The hair on the back of my neck stood up. Not because I thought she'd ever get physical with me, but because I could hear in her voice that she believed she could. "You wouldn't," I said.
"You don't know that. I told you how it was with my dad. There was no telling what would set him off. And I'm the same, Jennie. That was what landed me in SHU."
"You never told me why you snapped."
"I never told you to protect you from that world."
"But we can't have secrets from each other now, Lisa."
She pulled me close, kissing me on the lips. "Your safety and happiness will always be my priority."
I read between the lines. She would keep from me the things that might hurt me. "I don't want to be in the dark, Lisa."
She looked anywhere but at me. "Hmm."
I didn't think I could ever make Lisa do anything she didn't want to, which was why it was important she see me as an adult, not the girl on the construction site. "We're going to be partners," I reminded her.

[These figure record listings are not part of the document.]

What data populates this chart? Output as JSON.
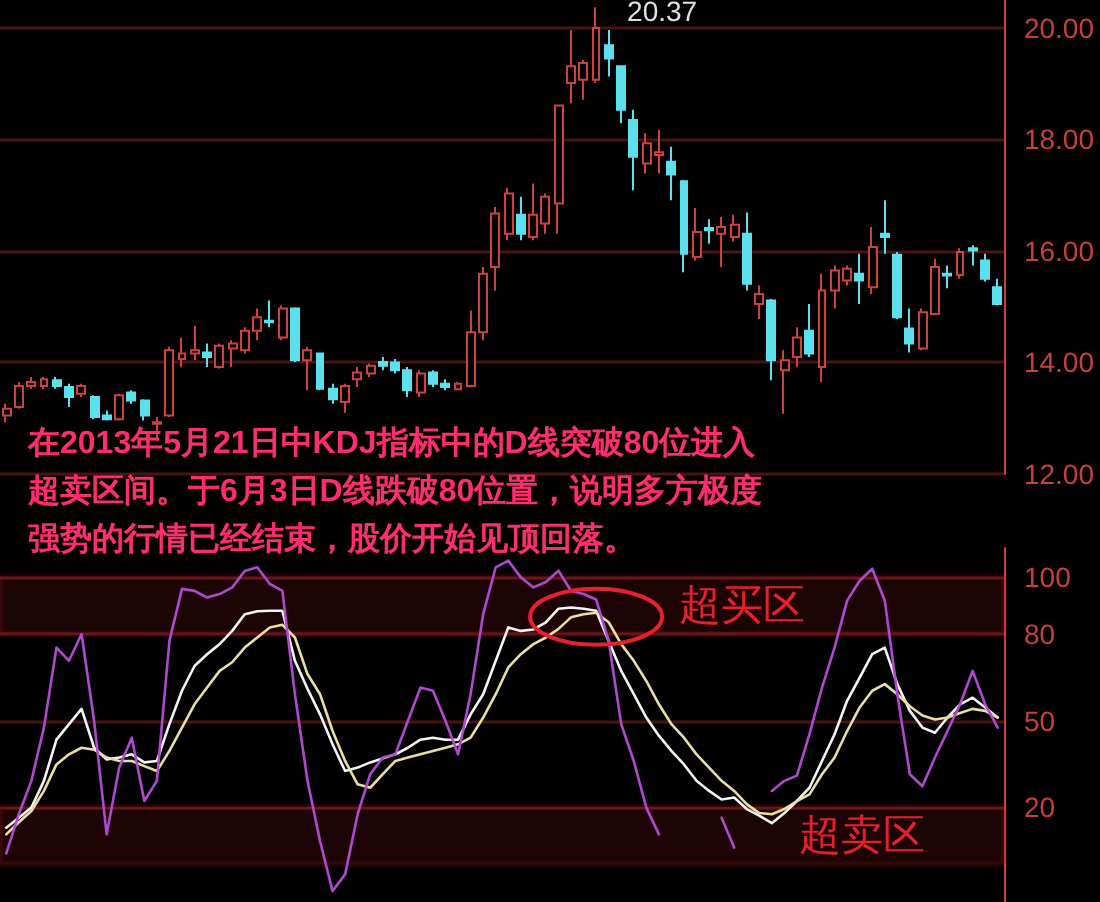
{
  "chart_data": [
    {
      "type": "candlestick",
      "categories": [
        null,
        null,
        null,
        null,
        null,
        null,
        null,
        null,
        null,
        null,
        null,
        null,
        null,
        null,
        null,
        null,
        null,
        null,
        null,
        null,
        null,
        null,
        null,
        null,
        null,
        null,
        null,
        null,
        null,
        null,
        null,
        null,
        null,
        null,
        null,
        null,
        null,
        null,
        null,
        null,
        null,
        null,
        null,
        null,
        null,
        null,
        null,
        null,
        null,
        null,
        null,
        null,
        null,
        null,
        null,
        null,
        null,
        null,
        null,
        null,
        null,
        null,
        null,
        null,
        null,
        null,
        null,
        null,
        null,
        null,
        null,
        null,
        null,
        null,
        null,
        null,
        null,
        null,
        null,
        null
      ],
      "ohlc": [
        [
          13.05,
          13.26,
          12.93,
          13.17
        ],
        [
          13.2,
          13.65,
          13.17,
          13.58
        ],
        [
          13.58,
          13.74,
          13.53,
          13.65
        ],
        [
          13.58,
          13.74,
          13.52,
          13.7
        ],
        [
          13.68,
          13.74,
          13.53,
          13.58
        ],
        [
          13.56,
          13.62,
          13.2,
          13.38
        ],
        [
          13.44,
          13.62,
          13.38,
          13.58
        ],
        [
          13.38,
          13.41,
          12.98,
          13.02
        ],
        [
          13.05,
          13.14,
          12.96,
          12.98
        ],
        [
          12.98,
          13.44,
          12.96,
          13.41
        ],
        [
          13.46,
          13.5,
          13.26,
          13.32
        ],
        [
          13.32,
          13.34,
          12.96,
          13.05
        ],
        [
          12.9,
          13.02,
          12.6,
          12.93
        ],
        [
          13.05,
          14.28,
          13.02,
          14.22
        ],
        [
          14.06,
          14.45,
          13.92,
          14.16
        ],
        [
          14.16,
          14.66,
          14.04,
          14.22
        ],
        [
          14.18,
          14.34,
          13.92,
          14.1
        ],
        [
          13.92,
          14.34,
          13.89,
          14.3
        ],
        [
          14.25,
          14.4,
          13.92,
          14.34
        ],
        [
          14.22,
          14.63,
          14.16,
          14.57
        ],
        [
          14.57,
          14.97,
          14.4,
          14.81
        ],
        [
          14.75,
          15.11,
          14.63,
          14.72
        ],
        [
          14.45,
          15.02,
          14.4,
          14.97
        ],
        [
          14.97,
          14.99,
          14.01,
          14.04
        ],
        [
          14.04,
          14.28,
          13.5,
          14.22
        ],
        [
          14.16,
          14.18,
          13.5,
          13.53
        ],
        [
          13.53,
          13.62,
          13.26,
          13.34
        ],
        [
          13.29,
          13.62,
          13.1,
          13.58
        ],
        [
          13.7,
          13.92,
          13.56,
          13.82
        ],
        [
          13.8,
          13.98,
          13.74,
          13.94
        ],
        [
          14.01,
          14.1,
          13.86,
          13.94
        ],
        [
          14,
          14.06,
          13.8,
          13.86
        ],
        [
          13.86,
          13.92,
          13.38,
          13.5
        ],
        [
          13.46,
          13.86,
          13.38,
          13.8
        ],
        [
          13.82,
          13.86,
          13.56,
          13.62
        ],
        [
          13.62,
          13.7,
          13.5,
          13.56
        ],
        [
          13.52,
          13.65,
          13.5,
          13.62
        ],
        [
          13.58,
          14.93,
          13.56,
          14.54
        ],
        [
          14.54,
          15.71,
          14.4,
          15.59
        ],
        [
          15.71,
          16.79,
          15.29,
          16.67
        ],
        [
          16.31,
          17.13,
          16.19,
          17.03
        ],
        [
          16.65,
          16.97,
          16.19,
          16.31
        ],
        [
          16.25,
          17.21,
          16.19,
          16.65
        ],
        [
          16.49,
          17.03,
          16.31,
          16.97
        ],
        [
          16.85,
          18.61,
          16.31,
          18.61
        ],
        [
          19.01,
          19.96,
          18.65,
          19.31
        ],
        [
          19.07,
          19.43,
          18.71,
          19.37
        ],
        [
          19.07,
          20.37,
          19.01,
          20
        ],
        [
          19.69,
          19.96,
          19.13,
          19.45
        ],
        [
          19.31,
          19.33,
          18.29,
          18.53
        ],
        [
          18.35,
          18.53,
          17.09,
          17.69
        ],
        [
          17.57,
          18.11,
          17.39,
          17.93
        ],
        [
          17.72,
          18.17,
          17.39,
          17.77
        ],
        [
          17.6,
          17.87,
          16.91,
          17.37
        ],
        [
          17.25,
          17.27,
          15.62,
          15.95
        ],
        [
          15.89,
          16.77,
          15.83,
          16.34
        ],
        [
          16.41,
          16.57,
          16.13,
          16.37
        ],
        [
          16.31,
          16.61,
          15.71,
          16.43
        ],
        [
          16.25,
          16.65,
          16.17,
          16.47
        ],
        [
          16.31,
          16.69,
          15.29,
          15.41
        ],
        [
          15.05,
          15.38,
          14.78,
          15.23
        ],
        [
          15.11,
          15.14,
          13.68,
          14.04
        ],
        [
          13.86,
          14.22,
          13.08,
          14.04
        ],
        [
          14.1,
          14.63,
          13.92,
          14.45
        ],
        [
          14.57,
          15.05,
          14.1,
          14.16
        ],
        [
          13.92,
          15.59,
          13.65,
          15.29
        ],
        [
          15.29,
          15.74,
          14.97,
          15.65
        ],
        [
          15.47,
          15.74,
          15.38,
          15.68
        ],
        [
          15.59,
          15.95,
          15.05,
          15.47
        ],
        [
          15.35,
          16.43,
          15.23,
          16.07
        ],
        [
          16.31,
          16.91,
          15.95,
          16.25
        ],
        [
          15.93,
          15.98,
          14.78,
          14.81
        ],
        [
          14.61,
          14.97,
          14.18,
          14.34
        ],
        [
          14.25,
          14.97,
          14.22,
          14.9
        ],
        [
          14.87,
          15.86,
          14.85,
          15.71
        ],
        [
          15.59,
          15.74,
          15.33,
          15.56
        ],
        [
          15.57,
          16.05,
          15.5,
          15.98
        ],
        [
          16.05,
          16.1,
          15.74,
          16.01
        ],
        [
          15.83,
          15.95,
          15.45,
          15.5
        ],
        [
          15.35,
          15.5,
          15.02,
          15.05
        ]
      ],
      "colors": [
        "#d0403c",
        "#d0403c",
        "#d0403c",
        "#d0403c",
        "#5ce0ee",
        "#5ce0ee",
        "#d0403c",
        "#5ce0ee",
        "#5ce0ee",
        "#d0403c",
        "#5ce0ee",
        "#5ce0ee",
        "#d0403c",
        "#d0403c",
        "#d0403c",
        "#d0403c",
        "#5ce0ee",
        "#d0403c",
        "#d0403c",
        "#d0403c",
        "#d0403c",
        "#5ce0ee",
        "#d0403c",
        "#5ce0ee",
        "#d0403c",
        "#5ce0ee",
        "#5ce0ee",
        "#d0403c",
        "#d0403c",
        "#d0403c",
        "#5ce0ee",
        "#5ce0ee",
        "#5ce0ee",
        "#d0403c",
        "#5ce0ee",
        "#5ce0ee",
        "#d0403c",
        "#d0403c",
        "#d0403c",
        "#d0403c",
        "#d0403c",
        "#5ce0ee",
        "#d0403c",
        "#d0403c",
        "#d0403c",
        "#d0403c",
        "#d0403c",
        "#d0403c",
        "#5ce0ee",
        "#5ce0ee",
        "#5ce0ee",
        "#d0403c",
        "#d0403c",
        "#5ce0ee",
        "#5ce0ee",
        "#d0403c",
        "#5ce0ee",
        "#d0403c",
        "#d0403c",
        "#5ce0ee",
        "#d0403c",
        "#5ce0ee",
        "#d0403c",
        "#d0403c",
        "#5ce0ee",
        "#d0403c",
        "#d0403c",
        "#d0403c",
        "#5ce0ee",
        "#d0403c",
        "#5ce0ee",
        "#5ce0ee",
        "#5ce0ee",
        "#d0403c",
        "#d0403c",
        "#5ce0ee",
        "#d0403c",
        "#5ce0ee",
        "#5ce0ee",
        "#5ce0ee"
      ],
      "ylim": [
        12,
        20.5
      ],
      "yticks": [
        {
          "value": 12,
          "label": "12.00"
        },
        {
          "value": 14,
          "label": "14.00"
        },
        {
          "value": 16,
          "label": "16.00"
        },
        {
          "value": 18,
          "label": "18.00"
        },
        {
          "value": 20,
          "label": "20.00"
        }
      ],
      "grid": "y",
      "tick_labels": "y",
      "annotations": [
        "20.37",
        "在2013年5月21日中KDJ指标中的D线突破80位进入超卖区间。于6月3日D线跌破80位置，说明多方极度强势的行情已经结束，股价开始见顶回落。"
      ]
    },
    {
      "type": "line",
      "categories": [
        null,
        null,
        null,
        null,
        null,
        null,
        null,
        null,
        null,
        null,
        null,
        null,
        null,
        null,
        null,
        null,
        null,
        null,
        null,
        null,
        null,
        null,
        null,
        null,
        null,
        null,
        null,
        null,
        null,
        null,
        null,
        null,
        null,
        null,
        null,
        null,
        null,
        null,
        null,
        null,
        null,
        null,
        null,
        null,
        null,
        null,
        null,
        null,
        null,
        null,
        null,
        null,
        null,
        null,
        null,
        null,
        null,
        null,
        null,
        null,
        null,
        null,
        null,
        null,
        null,
        null,
        null,
        null,
        null,
        null,
        null,
        null,
        null,
        null,
        null,
        null,
        null,
        null,
        null,
        null
      ],
      "series": [
        {
          "color": "#f4f4f4",
          "values": [
            12.8,
            16.3,
            19.8,
            29.1,
            43.4,
            48.8,
            54.1,
            40.6,
            36.5,
            37.2,
            38.3,
            35.5,
            36,
            48.8,
            60.4,
            69,
            73.1,
            76.6,
            81.2,
            87,
            88,
            88.2,
            88.2,
            70.8,
            61.1,
            52.2,
            41.8,
            32.5,
            33.7,
            35.5,
            36.9,
            38.3,
            40.6,
            43.4,
            44.1,
            43.4,
            43.4,
            52.2,
            59.2,
            70.8,
            82.4,
            81.2,
            81.7,
            84.2,
            88.9,
            89.3,
            88.9,
            88.2,
            77.7,
            67.3,
            59.2,
            51.1,
            44.8,
            39.5,
            34.8,
            29.1,
            25.6,
            22.6,
            23.3,
            19.3,
            17,
            14.4,
            17.9,
            22.1,
            26.7,
            36,
            45.3,
            56.9,
            65,
            73.1,
            75.4,
            62.7,
            53.4,
            47.6,
            45.8,
            51.1,
            55.7,
            58,
            54.6,
            51.1
          ]
        },
        {
          "color": "#e8dfa0",
          "values": [
            10.5,
            14.7,
            18.6,
            25.6,
            34.8,
            38.3,
            40.6,
            39.9,
            37.2,
            36,
            36,
            34.2,
            32.5,
            39.5,
            47.6,
            55.7,
            61.5,
            67.3,
            70.3,
            75.4,
            78.9,
            82.4,
            83.3,
            78.9,
            66.2,
            59.2,
            46.4,
            36,
            27.9,
            26.7,
            31.4,
            36,
            37.2,
            38.3,
            39.5,
            40.6,
            41.8,
            44.1,
            51.1,
            59.2,
            68.5,
            73.1,
            76.6,
            78.9,
            81.9,
            85.9,
            87,
            87.5,
            84.2,
            76.6,
            70.8,
            63.8,
            55.7,
            48.8,
            44.1,
            38.3,
            33.7,
            29.1,
            25.6,
            21,
            17.9,
            17.5,
            19.3,
            22.1,
            24.4,
            31.4,
            37.2,
            46.4,
            54.6,
            60.4,
            62.7,
            59.2,
            55,
            51.8,
            50.4,
            51.1,
            52.7,
            54.1,
            53.4,
            51.1
          ]
        },
        {
          "color": "#b048d0",
          "values": [
            3.9,
            17.5,
            29.1,
            47.6,
            75.4,
            70.8,
            80.1,
            49.9,
            10.5,
            33.7,
            44.1,
            22.1,
            29.1,
            77.7,
            95.8,
            95.1,
            92.8,
            94,
            96.3,
            102,
            103.3,
            97.5,
            95.1,
            59.2,
            29.1,
            8.2,
            -9.2,
            -3.4,
            17.5,
            31.4,
            37.2,
            38.3,
            49.9,
            61.5,
            60.4,
            49.9,
            38.3,
            59.2,
            87,
            103.3,
            105.6,
            99.8,
            96.3,
            98.2,
            102.1,
            95.1,
            94,
            92.1,
            77.7,
            48.8,
            36,
            19.8,
            10.5,
            null,
            null,
            null,
            null,
            16.3,
            5.9,
            null,
            null,
            25.6,
            29.1,
            30.9,
            45.3,
            61.5,
            75.4,
            91.7,
            98.6,
            102.8,
            91.7,
            59.2,
            31.4,
            27.2,
            37.2,
            46.4,
            55.7,
            67.3,
            55.7,
            47.6
          ]
        }
      ],
      "ylim": [
        -13,
        110
      ],
      "yticks": [
        20,
        50,
        80,
        100
      ],
      "grid": "y",
      "tick_labels": "y",
      "line_style": "solid",
      "bands": [
        {
          "axis": "y",
          "from": 80,
          "to": 100,
          "label": "超买区",
          "color": "#e8202c"
        },
        {
          "axis": "y",
          "from": 0,
          "to": 20,
          "label": "超卖区",
          "color": "#e8202c"
        }
      ]
    }
  ]
}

"We already are. We have been. Don't you know, no matter what was happening around us, that you were always in the center of my mind? That I would never do or say anything to let anyone hurt you?"
"Anyone but you. You hurt me most of all." As I said it, I slipped my hand back into her. I wasn't sure why, except that I knew this conversation was hard for her. Still, I couldn't stop from pressing the wound. Maybe it was revenge, or maybe it was that my insecurities needed coddling. I didn't think I'd ever tire of hearing her thoughts.
"I was selfish. I didn't want to be away from you. I wanted to feel like a good person, and that's how your sister made me feel."
"And I didn't?"
"You just made me feel good. So good, I thought it meant I was bad. How could I feel such a connection for someone I shouldn't? Can you see the logic in any of that?"
I twisted my lips. What would have happened if Lisa had not come into the house that day at Nayeon's invitation, which later resulted in their first date? I'd been a child then, admittedly more naïve than most. I couldn't have handled such a person as her, not like Nayeon. What if she'd done all the things I'd tried to get her to do, like take off my clothes in a truck while I was away at camp or kiss me on my sister's kitchen counter while she slept in the next room? Would she still be here if any of that had happened? If not for Nayeon, would she have left for good to get away from her feelings for me?
We passed more beautiful, glossy stores. Whenever their doors opened, warmth seeped out. "I wish we could spend this Christmas together," I said. "I'd cook you a turkey and you'd fix my heater. We could watch movies under the blankets and maybe fool around a little."
She kissed the top of my head. "Not maybe. Definitely. Sounds perfect. Next year, Birdy, I promise you."
I was stealing my sister's wife, shattering her world so I could build my own. But my love for Lisa was stronger than anything else. If I got to live eighty more years with her, I wasn't sure I'd change anything about the past few that might've prevented that. And I understood why loving me sometimes made her feel like a bad person.
In that instant, it was true for me, too.